Landmark Pub Update: Falling Glass, Lawsuits, and $5.75 Million FIRM

Pat Maliha and her convertible - Landmark PubAccording to the Brooklyn Papers, this woman (Pat Maliha, a Windsor Terrace preservationist) was “nearly decapitated” last week from a 36-inch piece of glass falling from everyone’s favorite Park Slope eyesore: the 10,000-square-foot brownstone on 7th Ave. that used to house the “legendarily wacky” Landmark Pub.

Apparently Maliha was in Tarzian West across the street when the guillotine fell. Now she is going to sue, according to Brooklyn Papers. Not sue the building owner, but the city, for not securing the loose and broken windows: “The city knew about the danger … But it didn’t do enough to protect people.” Well… maybe we’re a little late to the story, but there has been scaffolding around the building since at least the beginning of March. And one obvious question: how did the glass get from the window to the curb, especially with all that scaffolding sidewalk tunnel to catch it? Take a look at this photo and try to imagine the trajectory of the glass… Not saying it’s impossible, but if glass fell out of a combination of neglect and gravity, wouldn’t it simply fall straight down into the scaffolding??

Anyway… Is it right to sue the city? Drano writes on the Park Slope Message Boards: “On the one hand, it kind of seems as absurd as trying to sue the NYPD if you’ve been mugged… On the other hand, this particular ‘mugger’ has been in one spot, rotting away for the better part of twenty years… the condition of the building is plain to see.

Oh yeah – remember when that building went on the market for $5.75 million last fall? Ken Freeman, the realtor who was handling it, called the building a “disaster”, and said the owner refused to negotiate from that high price, according to the Brooklyn Papers.

Paging Bruce Ratner: Any interest in invoking eminent domain on this beast??
Read more on the Park Slope Message Boards

5 Replies to “Landmark Pub Update: Falling Glass, Lawsuits, and $5.75 Million FIRM”

  1. what are you talking about.. scaffolding? there’s no scaffolding there now and there never HAS been in the 25-yrs i’ve lived in the slope.

  2. Sorry. Looks like the correct term for it is “sidewalk tunnel” or “sidewalk shed”. I have always referred to it as scaffolding (incorrectly, apparently).

    Here’s the quote from the Brooklyn Papers article:

    “The complaint was dismissed after an inspector found sidewalk tunnels around the building and boards over the windows, work that had been done several months earlier.”

    “Kate Lindquist, a spokeswoman for the department, said the city would ‘continue to re-inspect the building and the sidewalk shed and issue violations when warranted.’”

  3. How did it almost un-preserve the preservationist if she was across the street when it fell?? I live across the street from it and I am so glad that nobody has touched it yet. Eyesore? Try 12 more families with 12 more strollers, 12 more Subaru’s, and probably another ice cream parlor/tea lounge. PS, I hear it’s haunted.

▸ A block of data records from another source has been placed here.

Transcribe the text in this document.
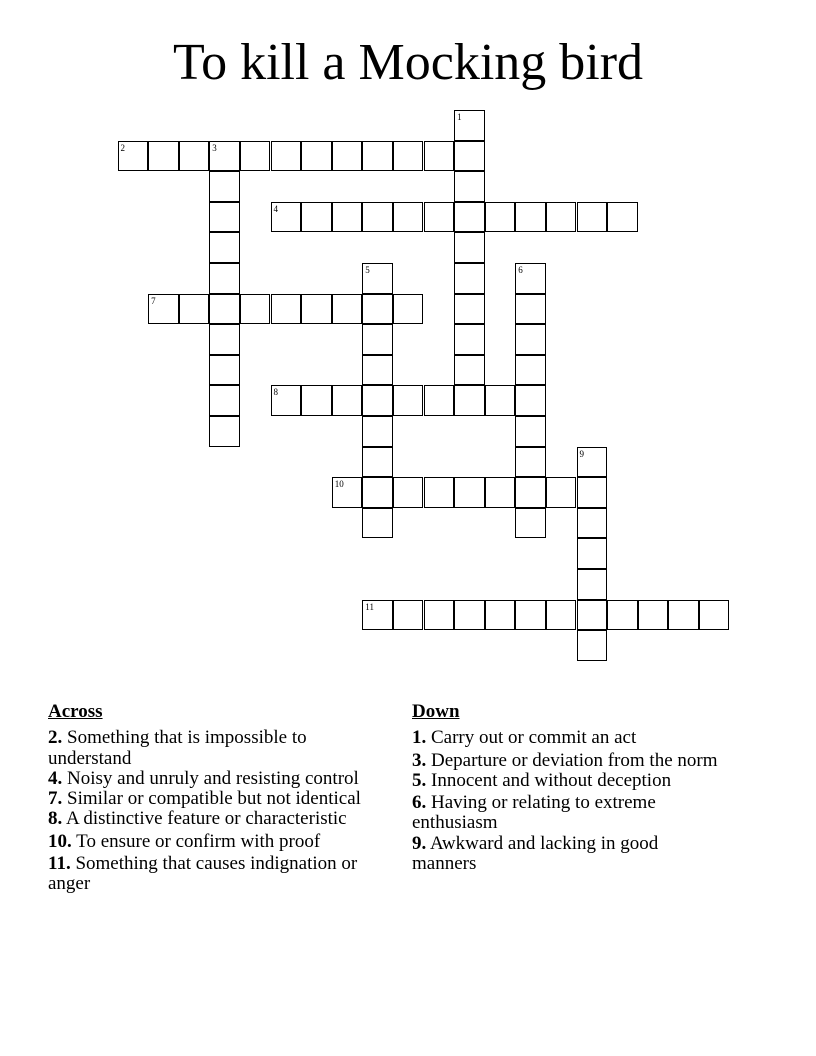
To kill a Mocking bird
1
2	3
4
5	6
7
8
9
10
11
Across
2. Something that is impossible to understand
4. Noisy and unruly and resisting control
7. Similar or compatible but not identical
8. A distinctive feature or characteristic
10. To ensure or confirm with proof
11. Something that causes indignation or anger
Down
1. Carry out or commit an act
3. Departure or deviation from the norm
5. Innocent and without deception
6. Having or relating to extreme enthusiasm
9. Awkward and lacking in good manners
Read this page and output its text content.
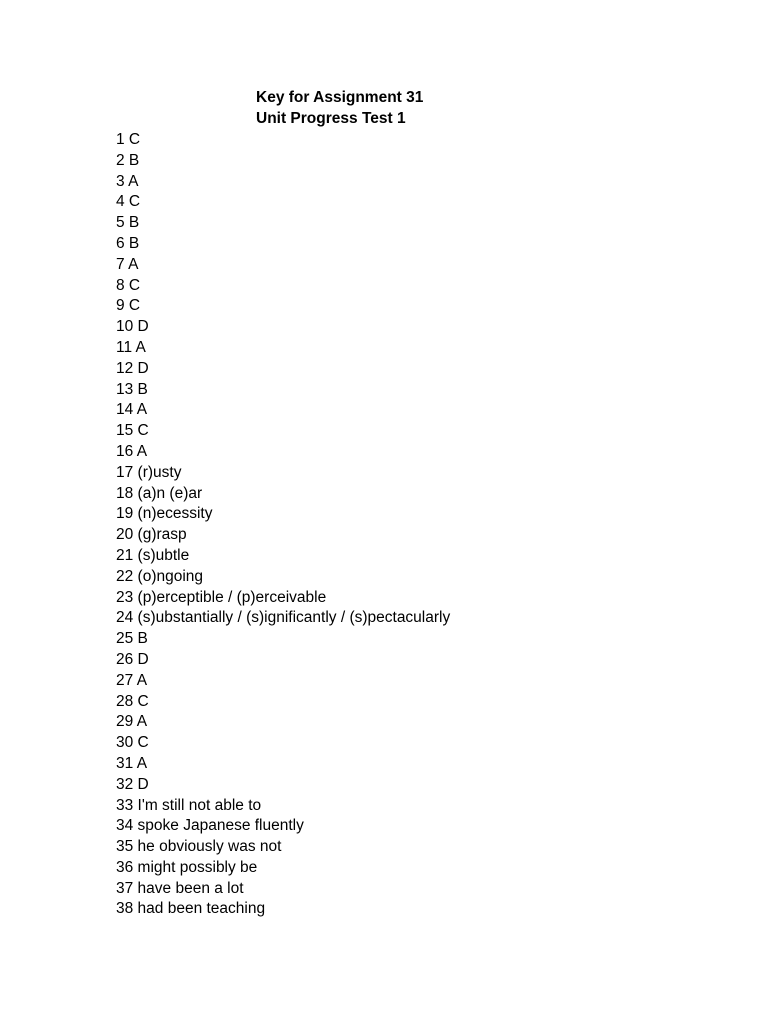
Key for Assignment 31
Unit Progress Test 1
1 C
2 B
3 A
4 C
5 B
6 B
7 A
8 C
9 C
10 D
11 A
12 D
13 B
14 A
15 C
16 A
17 (r)usty
18 (a)n (e)ar
19 (n)ecessity
20 (g)rasp
21 (s)ubtle
22 (o)ngoing
23 (p)erceptible / (p)erceivable
24 (s)ubstantially / (s)ignificantly / (s)pectacularly
25 B
26 D
27 A
28 C
29 A
30 C
31 A
32 D
33 I'm still not able to
34 spoke Japanese fluently
35 he obviously was not
36 might possibly be
37 have been a lot
38 had been teaching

THe one good thing about the scaffolding or urban tunnel or whatever is that there is a dry place for my dog to poop.

  4. What an experience she must have had. I wasn’t there to witness the awful event, or rather, the awful event that never came to fruition. I understand that we experience things in life that thrust us where we weren’t expecting. It’s frightening, I’m sure, to survive (without a scratch) a huge piece of glass almost cutting your head off. I’m confused, however, as to why she is suing? Will I be able to sue someday for something I read about in the paper the following day, arguing that I had been there when it happened- granted to someone else, but nonetheless might have happened to me? There is always potential. It could have been her and not just the roof of her car. It wasn’t her head or her arm or her leg.

    This seems more like a class-action suit than one belonging exclusively to her. The neighborhood has endured the ugly building for almost two decades, is it? (Poor, poor rich Park Slope.) In light of her experience, I would support her being given some remuneration for the car, and perhaps money to cover the PTSD that she is possibly experiencing (I’ll need receipts, please.), but $5.75m is outrageous. Even if she opts for a non-sliding therapist at $225/hour, three times a week, she won’t come close. (Hell, she could find one that slides like the rest of us.) I’ll gladly stand corrected if I missed the part where it said she lost an arm and a leg in the accident. But should NYC residents lose theirs just because she almost lost hers?